Geniş bir coğrafyada farklı iklimlere ev sahipliği yapan Türkiye’de 2016 yılından bu yana Axa sigorta güvencesiyle sunulan parametrik ürünler; özellikle enerji, yiyecek-içecek ve inşaat sektörlerinden büyük talep görüyor.

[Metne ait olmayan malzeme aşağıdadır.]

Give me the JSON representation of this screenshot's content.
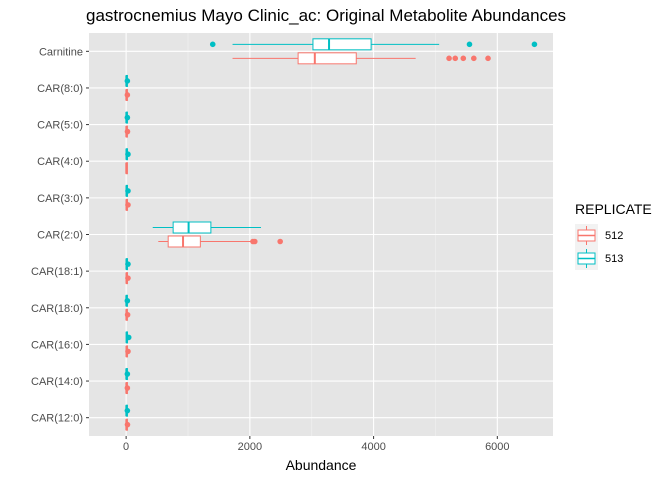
{
  "chart_data": {
    "type": "boxplot",
    "orientation": "horizontal",
    "title": "gastrocnemius Mayo Clinic_ac: Original Metabolite Abundances",
    "xlabel": "Abundance",
    "ylabel": "",
    "xlim": [
      -600,
      6900
    ],
    "x_ticks": [
      0,
      2000,
      4000,
      6000
    ],
    "x_tick_labels": [
      "0",
      "2000",
      "4000",
      "6000"
    ],
    "grid": true,
    "background": "#e5e5e5",
    "legend": {
      "title": "REPLICATE",
      "position": "right",
      "entries": [
        {
          "label": "512",
          "color": "#F8766D"
        },
        {
          "label": "513",
          "color": "#00BFC4"
        }
      ]
    },
    "categories": [
      "Carnitine",
      "CAR(8:0)",
      "CAR(5:0)",
      "CAR(4:0)",
      "CAR(3:0)",
      "CAR(2:0)",
      "CAR(18:1)",
      "CAR(18:0)",
      "CAR(16:0)",
      "CAR(14:0)",
      "CAR(12:0)"
    ],
    "series": [
      {
        "name": "512",
        "color": "#F8766D",
        "boxes": [
          {
            "category": "Carnitine",
            "whisker_low": 1720,
            "q1": 2780,
            "median": 3050,
            "q3": 3720,
            "whisker_high": 4680,
            "outliers": [
              5220,
              5320,
              5450,
              5620,
              5850
            ]
          },
          {
            "category": "CAR(8:0)",
            "whisker_low": 0,
            "q1": 2,
            "median": 4,
            "q3": 8,
            "whisker_high": 14,
            "outliers": [
              20
            ]
          },
          {
            "category": "CAR(5:0)",
            "whisker_low": 0,
            "q1": 2,
            "median": 4,
            "q3": 8,
            "whisker_high": 14,
            "outliers": [
              22
            ]
          },
          {
            "category": "CAR(4:0)",
            "whisker_low": 0,
            "q1": 2,
            "median": 3,
            "q3": 6,
            "whisker_high": 10,
            "outliers": []
          },
          {
            "category": "CAR(3:0)",
            "whisker_low": 0,
            "q1": 3,
            "median": 6,
            "q3": 12,
            "whisker_high": 20,
            "outliers": [
              30
            ]
          },
          {
            "category": "CAR(2:0)",
            "whisker_low": 520,
            "q1": 680,
            "median": 920,
            "q3": 1200,
            "whisker_high": 2020,
            "outliers": [
              2050,
              2080,
              2490
            ]
          },
          {
            "category": "CAR(18:1)",
            "whisker_low": 0,
            "q1": 3,
            "median": 6,
            "q3": 12,
            "whisker_high": 20,
            "outliers": [
              30
            ]
          },
          {
            "category": "CAR(18:0)",
            "whisker_low": 0,
            "q1": 2,
            "median": 5,
            "q3": 10,
            "whisker_high": 16,
            "outliers": [
              24
            ]
          },
          {
            "category": "CAR(16:0)",
            "whisker_low": 0,
            "q1": 3,
            "median": 6,
            "q3": 12,
            "whisker_high": 20,
            "outliers": [
              30
            ]
          },
          {
            "category": "CAR(14:0)",
            "whisker_low": 0,
            "q1": 2,
            "median": 4,
            "q3": 8,
            "whisker_high": 14,
            "outliers": [
              20
            ]
          },
          {
            "category": "CAR(12:0)",
            "whisker_low": 0,
            "q1": 2,
            "median": 4,
            "q3": 8,
            "whisker_high": 14,
            "outliers": [
              22
            ]
          }
        ]
      },
      {
        "name": "513",
        "color": "#00BFC4",
        "boxes": [
          {
            "category": "Carnitine",
            "whisker_low": 1720,
            "q1": 3020,
            "median": 3280,
            "q3": 3960,
            "whisker_high": 5060,
            "outliers": [
              1400,
              5550,
              6600
            ]
          },
          {
            "category": "CAR(8:0)",
            "whisker_low": 0,
            "q1": 2,
            "median": 4,
            "q3": 8,
            "whisker_high": 14,
            "outliers": [
              20
            ]
          },
          {
            "category": "CAR(5:0)",
            "whisker_low": 0,
            "q1": 2,
            "median": 4,
            "q3": 8,
            "whisker_high": 14,
            "outliers": [
              20
            ]
          },
          {
            "category": "CAR(4:0)",
            "whisker_low": 0,
            "q1": 3,
            "median": 6,
            "q3": 12,
            "whisker_high": 20,
            "outliers": [
              30
            ]
          },
          {
            "category": "CAR(3:0)",
            "whisker_low": 0,
            "q1": 3,
            "median": 6,
            "q3": 12,
            "whisker_high": 20,
            "outliers": [
              30
            ]
          },
          {
            "category": "CAR(2:0)",
            "whisker_low": 430,
            "q1": 760,
            "median": 1010,
            "q3": 1370,
            "whisker_high": 2180,
            "outliers": []
          },
          {
            "category": "CAR(18:1)",
            "whisker_low": 0,
            "q1": 3,
            "median": 6,
            "q3": 12,
            "whisker_high": 20,
            "outliers": [
              30
            ]
          },
          {
            "category": "CAR(18:0)",
            "whisker_low": 0,
            "q1": 2,
            "median": 4,
            "q3": 8,
            "whisker_high": 14,
            "outliers": [
              20
            ]
          },
          {
            "category": "CAR(16:0)",
            "whisker_low": 0,
            "q1": 3,
            "median": 8,
            "q3": 16,
            "whisker_high": 28,
            "outliers": [
              42
            ]
          },
          {
            "category": "CAR(14:0)",
            "whisker_low": 0,
            "q1": 2,
            "median": 4,
            "q3": 8,
            "whisker_high": 14,
            "outliers": [
              20
            ]
          },
          {
            "category": "CAR(12:0)",
            "whisker_low": 0,
            "q1": 2,
            "median": 4,
            "q3": 8,
            "whisker_high": 14,
            "outliers": [
              20
            ]
          }
        ]
      }
    ]
  }
}
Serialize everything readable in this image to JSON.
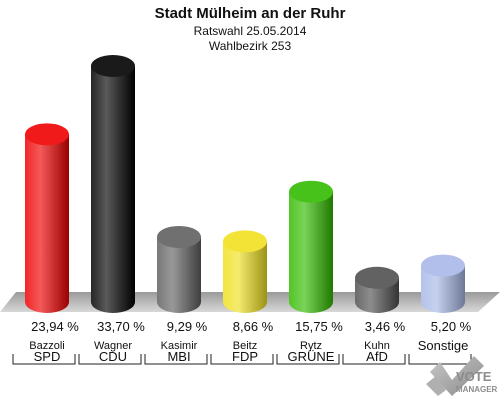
{
  "chart_data": {
    "type": "bar",
    "title": "Stadt Mülheim an der Ruhr",
    "subtitle_1": "Ratswahl 25.05.2014",
    "subtitle_2": "Wahlbezirk 253",
    "categories": [
      "SPD",
      "CDU",
      "MBI",
      "FDP",
      "GRÜNE",
      "AfD",
      "Sonstige"
    ],
    "candidates": [
      "Bazzoli",
      "Wagner",
      "Kasimir",
      "Beitz",
      "Rytz",
      "Kuhn",
      ""
    ],
    "values": [
      23.94,
      33.7,
      9.29,
      8.66,
      15.75,
      3.46,
      5.2
    ],
    "value_labels": [
      "23,94 %",
      "33,70 %",
      "9,29 %",
      "8,66 %",
      "15,75 %",
      "3,46 %",
      "5,20 %"
    ],
    "colors": [
      "#ee0000",
      "#000000",
      "#606060",
      "#f0e020",
      "#33bb00",
      "#505050",
      "#a8b8e8"
    ],
    "ylim": [
      0,
      33.7
    ],
    "xlabel": "",
    "ylabel": "",
    "grid": false,
    "legend": "none"
  },
  "logo": {
    "line1": "VOTE",
    "line2": "MANAGER"
  }
}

Axa Sigorta, iklim değişikliğinin bir sonucu olarak 2000’li yılların başlarında ortaya çıkan ve teknoloji ile yaygınlaşan parametrik sigorta ürünleriyle müşterilerine inovatif çözümler sunuyor. Dünyada 4 kıtada 20 ülkede müşterilerini parametrik çözümlerle buluşturan Axa Sigorta, standart sigorta ürünlerinden farklı olarak fiziksel bir zarar olmasa da iklim değişikliğinin etkileri sebebiyle yaşanan kâr kayıplarını karşılayan parametrik sigorta ürünlerini 2016 yılından bu yana Axa Corporate Solutions aracılığıyla Türkiye’deki müşterilerine de sunuyor.
Axa 4.0 hayata geçti
İklim, teknoloji ve bilgi güvenliği gibi farklı alanlarda artık risk tanımlarının ve sigorta sektörünün çehresinin değiştiğini belirten Axa Sigorta CEO’su Yavuz Ölken, iklim değişikliğinin beraberinde ekonomik volatilite ile getirebileceğinin altını çizdi. Axa Sigorta olarak amaçlarının finansal açıdan güçlü ve zarar tazmini konusundaki duruşlarını bir adım öteye taşıyarak müşterilerinin günlük hayatında her an yanında olan ve hayatına değer katan bir ortak olmak için çalıştıklarını hatırlatan Ölken, “İşin bu tarafında da inovasyon öne çıkıyor. Bu sebeple bu yıl müşteri, acente, çalışan ve süreç olmak üzere dört başlıkta kurguladığımız Axa 4.0 vizyonumuzu hayata geçirdik. Parametrik sigorta ürünlerimiz de müşteri odaklı inovatif çözümlere odaklanan bu vizyonumuzu destekliyor ve aynı zamanda ekosistemimizi güçlendiriyor” dedi.
Uydu görüntüleme bile kullanılıyor
Türkiye gibi çok geniş bir coğrafyada birbirinden çok farklı iklim yapılarını barındıran bir ülkede, tüm dünyanın öncelikli sorunlarından biri haline gelen iklim değişikliğinin özellikle ekonomik sonuçları sebebiyle göz ardı edilemeyeceğinin farkında olduklarını ifade eden Ölken sözlerine şöyle devam etti: “Standart ürünlerde kapsam dışı kalan fiziksel hasarlardan kaynaklanan kâr kaybı, parametrik ürünlerle ortada fiziksel bir hasar olmasa karşılanıyor. Örneğin kar yağışının beklenenin altında olması sebebiyle beklediği kadar müşteri çekemeyen bir kayak tesisinin yaşadığı finansal zarar, bu ürün sayesinde tazmin edilebiliyor. Yağış azlığı, yüksek/düşük hava sıcaklığı, mahsul verimi, rüzgâr hızı, dalga yüksekliği gibi farklı göstergelerle müşterilerimizin risklerini analiz ediyor, frekans ve miktarı hesaplıyor, bu risklerin finansal etkilerini hesapladıktan sonra riskin gerçekleşmesi durumunda belgelenmiş verilere göre müşterilerimizin zararını karşılıyoruz. Bu aşamada uydu görüntüleme dahil pek çok teknolojiden faydalanıyoruz.”
20 milyon TL’ye ulaşması bekleniyor
Yavuz Ölken, Türkiye’de 2016 yılından bu yana bu ürünü müşterilerine sunduklarını ve özellikle enerji, inşaat ve yiyecek-içecek sektörlerinden talep aldıklarını söylerken bazı araştırmalara göre 2020 yılına kadar pazardaki parametrik teminat oranının 20 milyon TL’ye ulaşmasını beklediklerini ifade etti. Önümüzdeki dönemde hava koşullarında beklenen değişimlerin yanı sıra tazminat ödemede fiziksel hasar şartı bulunmaması ve ekspertiz süreçlerinin ortadan kalkması sebebiyle Türkiye pazarında da penetrasyonun artmasını beklediklerini sözlerine ekledi.